I'm hoping to write more about this later today, but the grocery store calls. So for the moment, I'll just quote myself from a recent post on 843 Acres. Check back in this afternoon for further reflections. If, that is, my kids nap simultaneously this afternoon:

Embedded in Daniel Mendelsohn's new article, "But Enough About Me" (The New Yorker) are connections between Christianity and memoir as a literary genre. The genre's history traces back to St. Augustine's Confessions (and, one might argue, King David in the Psalms). Mendelsohn wonders, however, what happens to memoir now that it is divorced from the Christian faith:

Once the memoir stopped being about God and started being about Man, once "confession" came to mean nothing more than getting a shameful secret off your chest — and, maybe worse, once "redemption" came to mean nothing more than the cozy acceptance offered by other people, many of whom might well share the same secret — it was but a short step to what theTimes book critic Michiko Kakutani recently characterized as the motivating force behind certain other products of the recent "memoir craze": "the belief that confession is therapeutic and therapy is redemptive and redemption somehow equals art."

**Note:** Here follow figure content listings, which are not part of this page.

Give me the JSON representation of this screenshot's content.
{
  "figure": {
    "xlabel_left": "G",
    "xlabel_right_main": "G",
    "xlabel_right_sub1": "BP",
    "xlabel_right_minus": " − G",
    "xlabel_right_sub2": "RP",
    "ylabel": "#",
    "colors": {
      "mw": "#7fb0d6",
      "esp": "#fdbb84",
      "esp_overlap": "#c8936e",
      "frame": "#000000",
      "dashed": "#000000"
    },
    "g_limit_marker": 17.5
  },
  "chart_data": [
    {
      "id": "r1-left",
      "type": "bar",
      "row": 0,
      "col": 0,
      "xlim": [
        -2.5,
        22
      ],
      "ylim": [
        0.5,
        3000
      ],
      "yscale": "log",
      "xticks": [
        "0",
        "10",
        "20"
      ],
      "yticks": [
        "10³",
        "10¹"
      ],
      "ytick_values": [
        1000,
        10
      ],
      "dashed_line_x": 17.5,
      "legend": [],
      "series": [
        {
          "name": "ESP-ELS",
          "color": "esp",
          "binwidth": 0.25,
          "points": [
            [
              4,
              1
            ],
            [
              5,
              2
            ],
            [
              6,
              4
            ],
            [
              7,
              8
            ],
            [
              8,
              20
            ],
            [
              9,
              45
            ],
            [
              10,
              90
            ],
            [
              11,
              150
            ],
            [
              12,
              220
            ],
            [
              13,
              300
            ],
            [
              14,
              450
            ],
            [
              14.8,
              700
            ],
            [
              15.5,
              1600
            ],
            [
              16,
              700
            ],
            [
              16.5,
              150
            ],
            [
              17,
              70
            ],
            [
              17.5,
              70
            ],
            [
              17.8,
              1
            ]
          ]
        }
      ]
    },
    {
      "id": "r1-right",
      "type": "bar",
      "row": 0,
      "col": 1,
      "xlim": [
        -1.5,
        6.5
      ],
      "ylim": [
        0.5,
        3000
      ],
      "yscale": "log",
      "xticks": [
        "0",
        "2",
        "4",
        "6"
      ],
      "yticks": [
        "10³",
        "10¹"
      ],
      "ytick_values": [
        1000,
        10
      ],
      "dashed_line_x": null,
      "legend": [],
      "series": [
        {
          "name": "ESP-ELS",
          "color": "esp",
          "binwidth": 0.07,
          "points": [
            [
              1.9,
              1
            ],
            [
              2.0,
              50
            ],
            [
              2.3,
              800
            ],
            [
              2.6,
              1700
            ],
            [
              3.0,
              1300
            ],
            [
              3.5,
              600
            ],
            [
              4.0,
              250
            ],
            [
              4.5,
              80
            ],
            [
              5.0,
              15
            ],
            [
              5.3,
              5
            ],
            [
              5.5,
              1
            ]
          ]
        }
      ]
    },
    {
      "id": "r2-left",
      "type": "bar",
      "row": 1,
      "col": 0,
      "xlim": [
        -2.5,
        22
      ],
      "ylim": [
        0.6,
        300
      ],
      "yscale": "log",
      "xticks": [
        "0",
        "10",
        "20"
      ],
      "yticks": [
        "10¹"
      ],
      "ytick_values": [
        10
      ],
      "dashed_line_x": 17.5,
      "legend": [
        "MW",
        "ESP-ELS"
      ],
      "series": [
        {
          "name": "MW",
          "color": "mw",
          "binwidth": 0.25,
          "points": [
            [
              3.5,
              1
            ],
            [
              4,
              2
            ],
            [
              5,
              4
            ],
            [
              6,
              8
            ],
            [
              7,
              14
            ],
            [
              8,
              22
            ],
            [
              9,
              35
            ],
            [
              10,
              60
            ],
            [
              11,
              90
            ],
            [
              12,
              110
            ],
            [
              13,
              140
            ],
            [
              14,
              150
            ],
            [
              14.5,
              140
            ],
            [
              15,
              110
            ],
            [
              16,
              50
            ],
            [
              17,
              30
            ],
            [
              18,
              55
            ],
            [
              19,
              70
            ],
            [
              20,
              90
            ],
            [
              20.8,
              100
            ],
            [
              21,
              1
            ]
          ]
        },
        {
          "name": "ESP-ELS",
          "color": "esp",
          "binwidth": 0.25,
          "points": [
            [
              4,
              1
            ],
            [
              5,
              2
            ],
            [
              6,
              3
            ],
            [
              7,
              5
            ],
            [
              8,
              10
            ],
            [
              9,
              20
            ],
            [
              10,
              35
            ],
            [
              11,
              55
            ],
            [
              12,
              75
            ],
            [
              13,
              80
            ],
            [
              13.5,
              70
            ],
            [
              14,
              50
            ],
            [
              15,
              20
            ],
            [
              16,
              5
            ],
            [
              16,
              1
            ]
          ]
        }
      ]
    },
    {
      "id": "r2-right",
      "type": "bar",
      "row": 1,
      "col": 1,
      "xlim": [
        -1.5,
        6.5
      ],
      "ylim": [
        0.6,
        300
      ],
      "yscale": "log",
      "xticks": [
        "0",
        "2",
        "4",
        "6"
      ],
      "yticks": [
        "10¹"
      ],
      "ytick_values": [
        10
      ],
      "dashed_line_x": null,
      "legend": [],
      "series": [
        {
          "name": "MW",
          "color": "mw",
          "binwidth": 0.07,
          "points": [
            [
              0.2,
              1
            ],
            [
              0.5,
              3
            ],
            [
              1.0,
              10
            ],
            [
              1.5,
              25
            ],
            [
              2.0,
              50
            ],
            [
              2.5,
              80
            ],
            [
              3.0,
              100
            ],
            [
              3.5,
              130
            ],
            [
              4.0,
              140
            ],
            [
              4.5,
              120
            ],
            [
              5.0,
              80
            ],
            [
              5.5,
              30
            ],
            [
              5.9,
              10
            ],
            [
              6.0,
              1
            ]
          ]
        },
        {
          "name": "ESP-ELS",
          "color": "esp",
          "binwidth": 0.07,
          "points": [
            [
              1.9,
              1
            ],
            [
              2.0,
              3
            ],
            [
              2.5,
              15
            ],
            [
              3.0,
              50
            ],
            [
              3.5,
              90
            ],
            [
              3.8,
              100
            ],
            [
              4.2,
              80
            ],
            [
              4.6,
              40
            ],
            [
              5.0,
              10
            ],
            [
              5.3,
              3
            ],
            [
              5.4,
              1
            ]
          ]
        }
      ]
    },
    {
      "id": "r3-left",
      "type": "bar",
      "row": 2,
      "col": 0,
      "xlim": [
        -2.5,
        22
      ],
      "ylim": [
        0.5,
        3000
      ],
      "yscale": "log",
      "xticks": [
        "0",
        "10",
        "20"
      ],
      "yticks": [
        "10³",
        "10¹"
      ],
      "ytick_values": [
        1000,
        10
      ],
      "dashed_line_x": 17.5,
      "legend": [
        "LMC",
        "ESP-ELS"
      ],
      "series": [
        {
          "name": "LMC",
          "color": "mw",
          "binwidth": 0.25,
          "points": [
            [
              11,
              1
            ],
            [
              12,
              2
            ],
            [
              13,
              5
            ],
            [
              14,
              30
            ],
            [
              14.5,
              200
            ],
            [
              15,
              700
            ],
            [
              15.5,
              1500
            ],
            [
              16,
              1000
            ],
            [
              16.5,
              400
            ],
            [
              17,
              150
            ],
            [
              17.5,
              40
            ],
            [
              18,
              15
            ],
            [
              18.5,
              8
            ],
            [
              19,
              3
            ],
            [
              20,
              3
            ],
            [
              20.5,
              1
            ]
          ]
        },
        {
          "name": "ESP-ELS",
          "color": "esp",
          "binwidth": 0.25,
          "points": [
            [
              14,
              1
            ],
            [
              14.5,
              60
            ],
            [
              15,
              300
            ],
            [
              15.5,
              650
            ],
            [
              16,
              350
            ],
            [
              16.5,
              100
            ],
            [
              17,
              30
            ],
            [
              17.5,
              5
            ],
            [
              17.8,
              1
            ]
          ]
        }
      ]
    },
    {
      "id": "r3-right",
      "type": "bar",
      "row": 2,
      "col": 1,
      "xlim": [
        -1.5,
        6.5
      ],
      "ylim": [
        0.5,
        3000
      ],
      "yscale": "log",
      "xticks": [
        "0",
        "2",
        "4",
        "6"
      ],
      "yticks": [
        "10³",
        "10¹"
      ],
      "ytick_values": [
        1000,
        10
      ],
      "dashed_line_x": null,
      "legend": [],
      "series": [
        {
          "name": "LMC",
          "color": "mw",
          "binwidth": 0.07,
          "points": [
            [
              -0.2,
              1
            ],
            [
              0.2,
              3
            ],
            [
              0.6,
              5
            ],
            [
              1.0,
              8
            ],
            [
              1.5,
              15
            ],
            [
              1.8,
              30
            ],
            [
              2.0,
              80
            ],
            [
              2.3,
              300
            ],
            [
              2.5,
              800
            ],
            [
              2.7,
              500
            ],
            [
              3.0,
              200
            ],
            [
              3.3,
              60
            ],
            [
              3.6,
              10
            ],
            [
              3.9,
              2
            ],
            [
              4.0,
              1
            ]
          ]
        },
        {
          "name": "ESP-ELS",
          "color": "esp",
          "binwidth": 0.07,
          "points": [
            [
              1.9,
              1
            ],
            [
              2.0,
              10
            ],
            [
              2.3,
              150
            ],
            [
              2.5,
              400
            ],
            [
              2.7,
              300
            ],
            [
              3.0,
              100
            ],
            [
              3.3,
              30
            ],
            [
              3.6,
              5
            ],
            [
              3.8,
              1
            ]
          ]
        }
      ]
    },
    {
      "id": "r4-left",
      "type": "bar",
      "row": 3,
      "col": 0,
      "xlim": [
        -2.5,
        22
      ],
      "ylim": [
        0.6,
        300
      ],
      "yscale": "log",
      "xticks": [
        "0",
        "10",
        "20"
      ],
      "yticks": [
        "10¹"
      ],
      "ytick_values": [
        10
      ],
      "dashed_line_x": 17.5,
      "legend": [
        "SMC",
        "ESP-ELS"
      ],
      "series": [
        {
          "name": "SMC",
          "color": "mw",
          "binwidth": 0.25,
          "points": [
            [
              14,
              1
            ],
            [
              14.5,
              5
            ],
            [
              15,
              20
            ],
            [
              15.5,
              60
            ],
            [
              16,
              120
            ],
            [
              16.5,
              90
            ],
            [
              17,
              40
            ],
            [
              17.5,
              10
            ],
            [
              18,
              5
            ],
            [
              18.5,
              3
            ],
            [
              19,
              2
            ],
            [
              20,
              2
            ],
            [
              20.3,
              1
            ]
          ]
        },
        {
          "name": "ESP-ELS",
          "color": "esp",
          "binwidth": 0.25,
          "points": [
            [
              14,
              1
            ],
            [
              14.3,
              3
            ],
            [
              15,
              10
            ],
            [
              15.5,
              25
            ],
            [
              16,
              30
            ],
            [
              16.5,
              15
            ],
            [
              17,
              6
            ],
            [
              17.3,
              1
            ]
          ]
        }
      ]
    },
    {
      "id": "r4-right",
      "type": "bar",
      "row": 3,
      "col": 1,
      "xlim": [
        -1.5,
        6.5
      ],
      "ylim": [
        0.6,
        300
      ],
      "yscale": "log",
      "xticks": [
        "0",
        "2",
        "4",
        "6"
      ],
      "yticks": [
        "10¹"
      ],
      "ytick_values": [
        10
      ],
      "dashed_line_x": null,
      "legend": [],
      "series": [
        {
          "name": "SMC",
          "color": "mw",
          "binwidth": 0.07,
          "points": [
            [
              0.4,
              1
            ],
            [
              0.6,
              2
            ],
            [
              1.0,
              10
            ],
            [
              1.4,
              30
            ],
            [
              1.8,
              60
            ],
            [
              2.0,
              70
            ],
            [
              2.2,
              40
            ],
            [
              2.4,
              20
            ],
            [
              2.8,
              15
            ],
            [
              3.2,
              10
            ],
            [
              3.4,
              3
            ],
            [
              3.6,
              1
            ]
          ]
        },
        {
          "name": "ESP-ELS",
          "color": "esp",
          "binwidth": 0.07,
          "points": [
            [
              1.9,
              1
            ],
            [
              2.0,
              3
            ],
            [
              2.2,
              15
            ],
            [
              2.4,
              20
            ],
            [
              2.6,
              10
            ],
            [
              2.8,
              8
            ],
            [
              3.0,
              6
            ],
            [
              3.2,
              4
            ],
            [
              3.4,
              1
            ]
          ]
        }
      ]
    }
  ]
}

In Philippians 4:8, Paul writes, "Finally, brothers, whatever is true, whatever is noble, whatever is right, whatever is pure, whatever is lovely, whatever is admirable — if anything is excellent or praiseworthy — think about such things." Mendelsohn provides a faint echo of Paul's words as he suggests that memoirs worth reading are ones rooted in a deeper spiritual reality, or at least ones rooted in Truth with a capital T.